To create a solution that exceeds the state-of-the-art technology, we had to use the available resources to the maximum. The crucial part of the process was to create a stable foundation that would allow the creation and development of new features that would bring it closer to the final project and what it should look like.
- We applied Python, PyTorch and OpenCV, among other libraries, to create the base algorithm. We later based the development on testing data from early tests and larger data gathered via the ClickWorker crowd-sourcing platform.
- FastAPI was used to develop a communication interface between the end user – the web app and the algorithm running on the backend server
- AWS allowed us to store the training and validation data in the cloud
- Docker made it easier to encapsulate the algorithm in self-contained SW images that can run in the cloud
Due to its complexity and innovation, the project must be divided into multiple stages and requires extensive research, including the “trial and error” approach. The biggest challenges involve the dynamic environment, as we wanted to create a solution that would work “in the wild”, without the need for any specific HW and with minimum prerequisites from the user.

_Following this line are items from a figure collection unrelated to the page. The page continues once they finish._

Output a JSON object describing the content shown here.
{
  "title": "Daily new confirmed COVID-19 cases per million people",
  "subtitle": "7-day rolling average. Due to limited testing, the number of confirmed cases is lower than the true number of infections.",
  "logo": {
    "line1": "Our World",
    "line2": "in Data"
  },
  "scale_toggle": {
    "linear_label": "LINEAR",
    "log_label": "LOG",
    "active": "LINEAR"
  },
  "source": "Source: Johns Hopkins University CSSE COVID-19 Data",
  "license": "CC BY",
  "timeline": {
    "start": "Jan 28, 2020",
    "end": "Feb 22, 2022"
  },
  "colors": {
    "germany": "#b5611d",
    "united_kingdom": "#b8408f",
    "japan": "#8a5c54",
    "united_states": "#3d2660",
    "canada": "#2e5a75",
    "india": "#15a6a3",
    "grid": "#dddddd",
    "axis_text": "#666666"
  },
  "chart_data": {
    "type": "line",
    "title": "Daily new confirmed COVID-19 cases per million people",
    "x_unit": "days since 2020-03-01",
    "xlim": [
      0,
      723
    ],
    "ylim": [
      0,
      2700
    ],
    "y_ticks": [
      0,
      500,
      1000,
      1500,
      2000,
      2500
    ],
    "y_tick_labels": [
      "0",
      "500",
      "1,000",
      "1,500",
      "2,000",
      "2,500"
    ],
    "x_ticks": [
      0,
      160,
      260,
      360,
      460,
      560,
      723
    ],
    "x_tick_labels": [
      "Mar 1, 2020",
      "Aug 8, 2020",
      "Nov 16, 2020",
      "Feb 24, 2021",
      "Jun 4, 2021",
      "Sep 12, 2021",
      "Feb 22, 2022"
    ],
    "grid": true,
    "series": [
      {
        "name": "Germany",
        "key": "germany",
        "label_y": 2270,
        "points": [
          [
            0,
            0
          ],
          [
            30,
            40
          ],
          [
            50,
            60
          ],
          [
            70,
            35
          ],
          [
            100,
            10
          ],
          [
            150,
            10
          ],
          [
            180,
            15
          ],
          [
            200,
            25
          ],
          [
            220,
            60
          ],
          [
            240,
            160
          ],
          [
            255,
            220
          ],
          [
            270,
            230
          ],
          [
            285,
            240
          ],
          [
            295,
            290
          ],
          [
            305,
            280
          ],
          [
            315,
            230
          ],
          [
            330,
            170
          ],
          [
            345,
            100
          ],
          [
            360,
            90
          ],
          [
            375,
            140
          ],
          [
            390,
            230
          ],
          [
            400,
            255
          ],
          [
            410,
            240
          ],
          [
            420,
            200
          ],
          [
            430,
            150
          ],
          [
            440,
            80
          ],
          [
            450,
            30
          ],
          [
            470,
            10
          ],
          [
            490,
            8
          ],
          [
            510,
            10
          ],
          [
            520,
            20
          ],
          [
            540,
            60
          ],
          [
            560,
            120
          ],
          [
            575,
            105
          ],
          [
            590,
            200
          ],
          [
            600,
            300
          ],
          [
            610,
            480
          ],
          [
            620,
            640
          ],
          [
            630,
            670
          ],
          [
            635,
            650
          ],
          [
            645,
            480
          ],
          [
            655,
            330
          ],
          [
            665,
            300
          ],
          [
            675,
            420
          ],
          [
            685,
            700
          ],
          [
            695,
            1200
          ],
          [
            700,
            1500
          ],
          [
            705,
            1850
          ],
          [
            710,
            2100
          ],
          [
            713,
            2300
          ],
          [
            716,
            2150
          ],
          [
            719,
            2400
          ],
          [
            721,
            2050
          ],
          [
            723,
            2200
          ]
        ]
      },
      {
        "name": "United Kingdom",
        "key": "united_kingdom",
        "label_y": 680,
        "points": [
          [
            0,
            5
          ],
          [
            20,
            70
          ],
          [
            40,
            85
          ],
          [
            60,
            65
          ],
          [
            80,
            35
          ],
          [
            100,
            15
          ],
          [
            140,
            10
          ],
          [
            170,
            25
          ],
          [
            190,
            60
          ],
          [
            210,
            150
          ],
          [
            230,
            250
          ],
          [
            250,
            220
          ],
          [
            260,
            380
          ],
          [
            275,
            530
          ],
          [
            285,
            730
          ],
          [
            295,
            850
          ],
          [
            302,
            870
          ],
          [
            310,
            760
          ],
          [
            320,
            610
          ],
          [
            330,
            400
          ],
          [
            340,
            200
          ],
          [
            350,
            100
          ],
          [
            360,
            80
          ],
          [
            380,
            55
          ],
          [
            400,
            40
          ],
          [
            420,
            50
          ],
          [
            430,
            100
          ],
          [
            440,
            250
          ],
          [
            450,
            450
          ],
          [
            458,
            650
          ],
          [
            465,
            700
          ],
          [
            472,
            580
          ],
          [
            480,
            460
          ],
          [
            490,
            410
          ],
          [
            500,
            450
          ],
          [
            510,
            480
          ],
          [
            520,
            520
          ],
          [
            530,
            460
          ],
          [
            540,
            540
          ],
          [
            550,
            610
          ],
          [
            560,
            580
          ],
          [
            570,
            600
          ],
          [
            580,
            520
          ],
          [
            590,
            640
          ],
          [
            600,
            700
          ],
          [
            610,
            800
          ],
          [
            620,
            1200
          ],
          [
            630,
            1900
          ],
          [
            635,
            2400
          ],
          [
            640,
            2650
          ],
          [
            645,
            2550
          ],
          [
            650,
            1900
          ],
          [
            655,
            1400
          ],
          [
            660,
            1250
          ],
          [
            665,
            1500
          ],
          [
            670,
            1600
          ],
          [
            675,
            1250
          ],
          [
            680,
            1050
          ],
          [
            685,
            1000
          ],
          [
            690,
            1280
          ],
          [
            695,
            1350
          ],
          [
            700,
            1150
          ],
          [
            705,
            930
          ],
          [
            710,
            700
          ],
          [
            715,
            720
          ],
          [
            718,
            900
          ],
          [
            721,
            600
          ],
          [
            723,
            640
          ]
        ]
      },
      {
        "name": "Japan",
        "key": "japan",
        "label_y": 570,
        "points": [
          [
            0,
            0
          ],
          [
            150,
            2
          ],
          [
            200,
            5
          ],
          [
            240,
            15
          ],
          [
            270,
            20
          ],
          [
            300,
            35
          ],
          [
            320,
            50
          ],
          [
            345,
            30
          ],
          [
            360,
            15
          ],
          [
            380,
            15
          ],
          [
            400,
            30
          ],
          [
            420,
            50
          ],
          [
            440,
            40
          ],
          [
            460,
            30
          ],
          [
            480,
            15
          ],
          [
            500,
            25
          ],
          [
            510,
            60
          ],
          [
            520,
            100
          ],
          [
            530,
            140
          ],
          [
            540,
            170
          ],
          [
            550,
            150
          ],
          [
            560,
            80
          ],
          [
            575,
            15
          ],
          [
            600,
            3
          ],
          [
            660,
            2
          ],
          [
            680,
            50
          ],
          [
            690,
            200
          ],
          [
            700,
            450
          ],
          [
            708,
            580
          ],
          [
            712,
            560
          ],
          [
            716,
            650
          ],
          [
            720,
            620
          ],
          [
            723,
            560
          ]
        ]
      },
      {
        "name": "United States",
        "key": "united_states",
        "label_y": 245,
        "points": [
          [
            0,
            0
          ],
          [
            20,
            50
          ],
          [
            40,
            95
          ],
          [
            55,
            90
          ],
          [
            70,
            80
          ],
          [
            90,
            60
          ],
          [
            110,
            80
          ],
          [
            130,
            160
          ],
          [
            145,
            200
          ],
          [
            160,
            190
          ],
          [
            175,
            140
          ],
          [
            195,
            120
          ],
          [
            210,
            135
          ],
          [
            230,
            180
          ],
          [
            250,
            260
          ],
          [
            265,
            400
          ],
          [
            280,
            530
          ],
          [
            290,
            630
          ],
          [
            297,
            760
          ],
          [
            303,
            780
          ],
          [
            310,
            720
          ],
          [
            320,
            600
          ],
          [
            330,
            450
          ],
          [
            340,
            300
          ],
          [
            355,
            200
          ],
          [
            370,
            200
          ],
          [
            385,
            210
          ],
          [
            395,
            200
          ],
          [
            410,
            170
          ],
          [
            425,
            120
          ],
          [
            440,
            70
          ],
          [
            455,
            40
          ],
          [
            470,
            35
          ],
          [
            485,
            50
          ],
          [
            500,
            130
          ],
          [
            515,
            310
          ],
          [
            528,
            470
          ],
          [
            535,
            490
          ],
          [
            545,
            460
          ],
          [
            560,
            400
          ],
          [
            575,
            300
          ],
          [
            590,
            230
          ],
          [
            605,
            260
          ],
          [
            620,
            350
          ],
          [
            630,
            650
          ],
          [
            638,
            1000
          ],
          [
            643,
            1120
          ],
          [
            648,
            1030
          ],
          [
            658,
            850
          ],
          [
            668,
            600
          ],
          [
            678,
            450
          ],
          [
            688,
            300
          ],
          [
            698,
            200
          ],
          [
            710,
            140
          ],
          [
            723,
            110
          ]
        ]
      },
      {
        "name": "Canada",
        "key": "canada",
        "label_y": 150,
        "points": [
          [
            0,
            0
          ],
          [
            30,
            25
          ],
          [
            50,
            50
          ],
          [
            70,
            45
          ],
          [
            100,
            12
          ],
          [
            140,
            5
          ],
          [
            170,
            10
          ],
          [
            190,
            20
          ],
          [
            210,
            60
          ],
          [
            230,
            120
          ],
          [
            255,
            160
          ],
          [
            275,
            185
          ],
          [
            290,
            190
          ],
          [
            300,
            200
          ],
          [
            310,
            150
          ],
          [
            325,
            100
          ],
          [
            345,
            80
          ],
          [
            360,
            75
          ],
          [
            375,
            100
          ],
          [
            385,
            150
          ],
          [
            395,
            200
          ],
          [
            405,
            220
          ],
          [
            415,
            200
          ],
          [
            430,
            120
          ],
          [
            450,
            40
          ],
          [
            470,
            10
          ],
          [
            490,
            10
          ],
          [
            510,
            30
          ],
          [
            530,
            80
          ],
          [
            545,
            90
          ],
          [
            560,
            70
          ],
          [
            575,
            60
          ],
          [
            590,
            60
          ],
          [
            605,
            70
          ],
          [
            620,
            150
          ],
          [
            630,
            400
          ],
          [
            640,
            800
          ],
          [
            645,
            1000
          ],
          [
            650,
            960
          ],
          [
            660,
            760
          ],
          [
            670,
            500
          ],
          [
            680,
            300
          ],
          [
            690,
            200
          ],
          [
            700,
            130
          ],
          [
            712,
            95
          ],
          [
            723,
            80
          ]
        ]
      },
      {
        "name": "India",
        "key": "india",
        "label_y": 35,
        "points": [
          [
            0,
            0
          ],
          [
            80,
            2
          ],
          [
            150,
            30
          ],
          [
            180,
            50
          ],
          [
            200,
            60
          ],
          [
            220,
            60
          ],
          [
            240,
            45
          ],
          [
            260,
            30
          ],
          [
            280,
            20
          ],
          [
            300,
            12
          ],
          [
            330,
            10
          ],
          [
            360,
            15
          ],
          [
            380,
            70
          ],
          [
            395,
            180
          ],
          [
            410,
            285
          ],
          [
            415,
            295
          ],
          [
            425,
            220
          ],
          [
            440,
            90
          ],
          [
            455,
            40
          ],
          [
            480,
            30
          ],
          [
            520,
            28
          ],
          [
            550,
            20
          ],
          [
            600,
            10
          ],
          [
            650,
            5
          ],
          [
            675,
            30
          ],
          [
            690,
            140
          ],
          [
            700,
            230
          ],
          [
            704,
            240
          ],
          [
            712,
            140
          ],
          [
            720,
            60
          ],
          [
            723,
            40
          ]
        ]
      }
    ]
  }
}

This raised several obstacles, including the complexity of calibrating the phone camera. Phone screens & cameras differ from model to model. Therefore, it’s hard to find a generic estimation method, especially since phone manufacturers don’t disclose the physical dimension of devices.
Since the user needs to have complete freedom to use their phone, there’s the challenge of making sure that the gaze estimation algorithm can be auto-calibrated in different models of smartphones. It is a difficult task given different angles, distances, and face detection capabilities. Our neural networks are trained on different faces and angles to get a result similar to regular use.
Due to the vast crowd-sourced data from the ClickWorker platform, the team needs to evaluate the data quality. An automatic framework was developed to filter out recordings that don’t satisfy basic quality metrics, like proper lighting, lack of blurring, etc.